Myself, I think post-harvest industrial processing of food makes it more expensive. It is already possible to make healthy food cheaply and easily! Cheap, healthy, food literally grows on trees!



So, my (highly erudite... cough...) verdict on Soylent is that it is (necessarily) expensive, but probably not dangerous. The most likely scenario for Soylent to contribute to alleviating world hunger would not be if the poor people themselves eat it, but if it can manage to displace meat and luxury vegetables in the diets of the rich, thereby improving land use efficiency by causing a shift of land from livestock and livestock feed production to production of nutrient dense, high yield plants for humans to eat.

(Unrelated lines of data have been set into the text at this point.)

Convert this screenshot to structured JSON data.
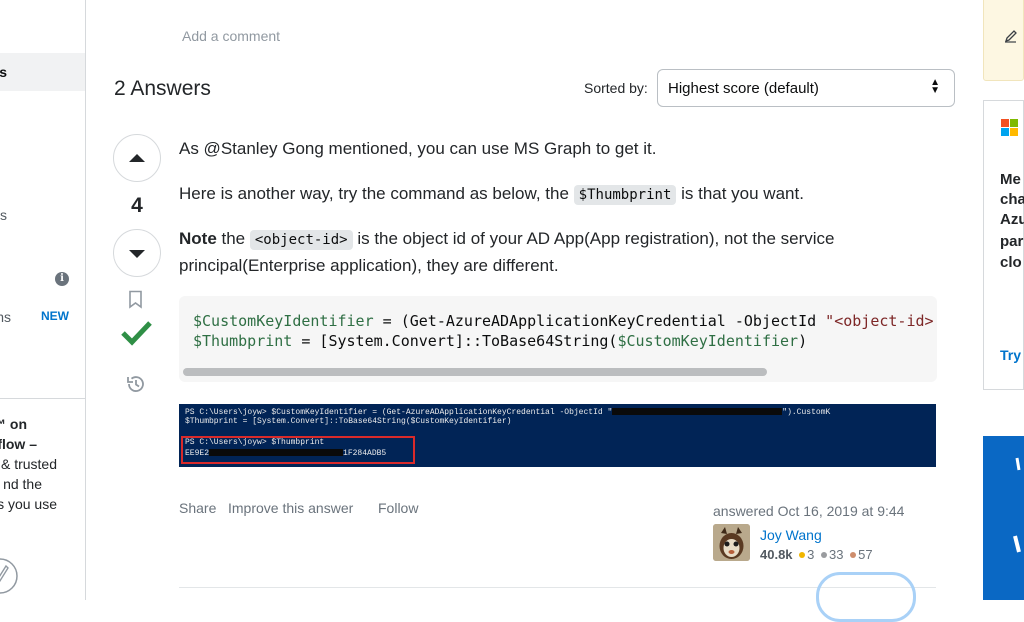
{
  "left_sidebar": {
    "active_item_fragment": "s",
    "item_fragment_1": "es",
    "item_fragment_2": "ns",
    "new_badge": "NEW",
    "info_icon_glyph": "i",
    "promo_lines": [
      "™ on",
      "flow –",
      "& trusted",
      "nd the",
      "s you use"
    ]
  },
  "question": {
    "add_comment": "Add a comment"
  },
  "answers_header": {
    "title": "2 Answers",
    "sorted_by_label": "Sorted by:",
    "sort_selected": "Highest score (default)"
  },
  "answer": {
    "vote_count": "4",
    "p1": "As @Stanley Gong mentioned, you can use MS Graph to get it.",
    "p2_before": "Here is another way, try the command as below, the ",
    "p2_code": "$Thumbprint",
    "p2_after": " is that you want.",
    "p3_bold": "Note",
    "p3_before": " the ",
    "p3_code": "<object-id>",
    "p3_after": " is the object id of your AD App(App registration), not the service principal(Enterprise application), they are different.",
    "code_line1_var": "$CustomKeyIdentifier",
    "code_line1_mid": " = (Get-AzureADApplicationKeyCredential -ObjectId ",
    "code_line1_str": "\"<object-id>",
    "code_line2_var": "$Thumbprint",
    "code_line2_mid": " = [System.Convert]::ToBase64String(",
    "code_line2_arg": "$CustomKeyIdentifier",
    "code_line2_end": ")",
    "ps_line1_a": "PS C:\\Users\\joyw> $CustomKeyIdentifier = (Get-AzureADApplicationKeyCredential -ObjectId \"",
    "ps_line1_b": "\").CustomK",
    "ps_line2": "$Thumbprint = [System.Convert]::ToBase64String($CustomKeyIdentifier)",
    "ps_line3": "PS C:\\Users\\joyw> $Thumbprint",
    "ps_line4_a": "EE9E2",
    "ps_line4_b": "1F284ADB5",
    "actions": {
      "share": "Share",
      "improve": "Improve this answer",
      "follow": "Follow"
    },
    "answered": "answered Oct 16, 2019 at 9:44",
    "user": {
      "name": "Joy Wang",
      "reputation": "40.8k",
      "gold": "3",
      "silver": "33",
      "bronze": "57"
    }
  },
  "right_sidebar": {
    "ad_lines": [
      "Me",
      "cha",
      "Azu",
      "par",
      "clo"
    ],
    "try_label": "Try"
  },
  "colors": {
    "accent": "#0074cc",
    "accepted_green": "#2f8f46",
    "powershell_bg": "#012456",
    "highlight_red": "#d92a2a"
  },
  "icons": [
    "arrow-up-icon",
    "arrow-down-icon",
    "bookmark-icon",
    "checkmark-icon",
    "history-icon",
    "info-icon",
    "microsoft-logo-icon",
    "pencil-icon",
    "chevron-updown-icon"
  ]
}
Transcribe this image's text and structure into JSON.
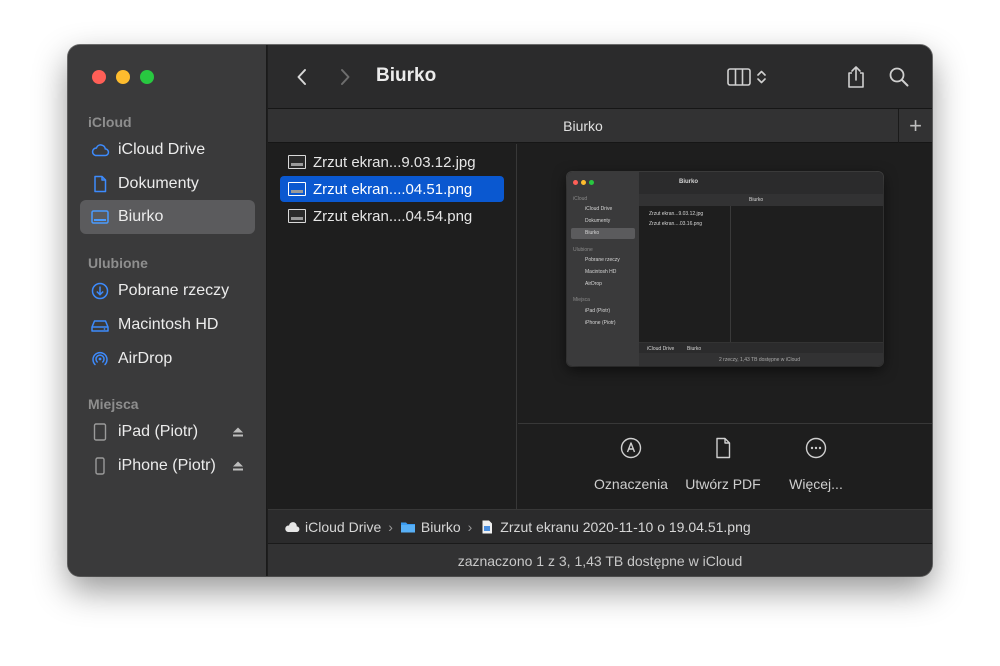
{
  "sidebar": {
    "sections": [
      {
        "title": "iCloud",
        "items": [
          {
            "label": "iCloud Drive",
            "icon": "cloud-icon"
          },
          {
            "label": "Dokumenty",
            "icon": "document-icon"
          },
          {
            "label": "Biurko",
            "icon": "desktop-icon",
            "active": true
          }
        ]
      },
      {
        "title": "Ulubione",
        "items": [
          {
            "label": "Pobrane rzeczy",
            "icon": "download-icon"
          },
          {
            "label": "Macintosh HD",
            "icon": "harddisk-icon"
          },
          {
            "label": "AirDrop",
            "icon": "airdrop-icon"
          }
        ]
      },
      {
        "title": "Miejsca",
        "items": [
          {
            "label": "iPad (Piotr)",
            "icon": "ipad-icon",
            "eject": true
          },
          {
            "label": "iPhone (Piotr)",
            "icon": "iphone-icon",
            "eject": true
          }
        ]
      }
    ]
  },
  "toolbar": {
    "title": "Biurko"
  },
  "tabbar": {
    "title": "Biurko",
    "add_label": "+"
  },
  "files": [
    {
      "name": "Zrzut ekran...9.03.12.jpg",
      "selected": false
    },
    {
      "name": "Zrzut ekran....04.51.png",
      "selected": true
    },
    {
      "name": "Zrzut ekran....04.54.png",
      "selected": false
    }
  ],
  "preview_actions": [
    {
      "label": "Oznaczenia",
      "icon": "markup-icon"
    },
    {
      "label": "Utwórz PDF",
      "icon": "create-pdf-icon"
    },
    {
      "label": "Więcej...",
      "icon": "more-icon"
    }
  ],
  "pathbar": {
    "segments": [
      "iCloud Drive",
      "Biurko",
      "Zrzut ekranu 2020-11-10 o 19.04.51.png"
    ]
  },
  "statusbar": {
    "text": "zaznaczono 1 z 3, 1,43 TB dostępne w iCloud"
  },
  "preview_thumbnail": {
    "toolbar_title": "Biurko",
    "tab_title": "Biurko",
    "sidebar_sections": [
      "iCloud",
      "Ulubione",
      "Miejsca"
    ],
    "sidebar_items": [
      "iCloud Drive",
      "Dokumenty",
      "Biurko",
      "Pobrane rzeczy",
      "Macintosh HD",
      "AirDrop",
      "iPad (Piotr)",
      "iPhone (Piotr)"
    ],
    "files": [
      "Zrzut ekran...9.03.12.jpg",
      "Zrzut ekran....03.16.png"
    ],
    "pathbar": [
      "iCloud Drive",
      "Biurko"
    ],
    "status": "2 rzeczy, 1,43 TB dostępne w iCloud"
  }
}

A meal of Soylent currently costs about $3 (some of the DIY people claim formulations that are down to about $1). What follows is a recipe for a healthy (although admittedly not "nutritionally complete", but I'll try to work out something along those lines for a future post just to prove that it can be done) meal with a total cost somewhere between $0.50 and $0.80 or so per meal.


I call this "Rice and Sprouted Beans". Sprouted beans are more nutritious than unsprouted beans, having better amino acid profiles, higher levels of vitamins, and fewer anti-nutritional factors like phytates. If making this recipe not on an extremely tight budget, I'd recommend adding some carrots and broccoli, and something acidic (for flavor) like a few tablespoons of vinegar or lime juice.

Ingredients:
1.5 cups rice (I used white rice, you should use brown rice)
1 saucepan bottom of beans to sprout (a 1:1 ratio of lentils to mung beans works out well I also added some lupins because I have a bunch)
3 tbsp of oil (I used Canola)
Iodized Salt (to taste)
hot sauce
cinnamon

Procedure:
Soak and sprout the beans (3-5 days)
Pan fry the sprouts in oil (or you could steam or simmer them, or even use them raw, but I recommend cooking them somehow)
Cook rice in salt water
add seasonings
mix everything together

Enjoy!







My price estimate is rough, but dried lentils, mung beans and rice can all be acquired for $2 or so per lb. All together, I used less than 1 lb of dried ingredients, even factoring in the oil and seasonings (and stove energy), the whole pot of food is no more than $2. Again, guesstimating (sorry for not being scientific here, I'll weigh out my ingredients and save my receipts next time...) there are between 1500 and 2000 calories in this pot, which is 3-4 500 calorie meals, making the price per meal about $0.50 to $0.67.

For a cheap beverage, go with tea, or herbal tea (or just water). It's not hard to find bulk tea for less than $10 a pound (for example, here), assuming 2 grams of tea per cup, that works out to less than 5 cents a cup. I like hibiscus tea because it has lots of vitamin C (and is delicious).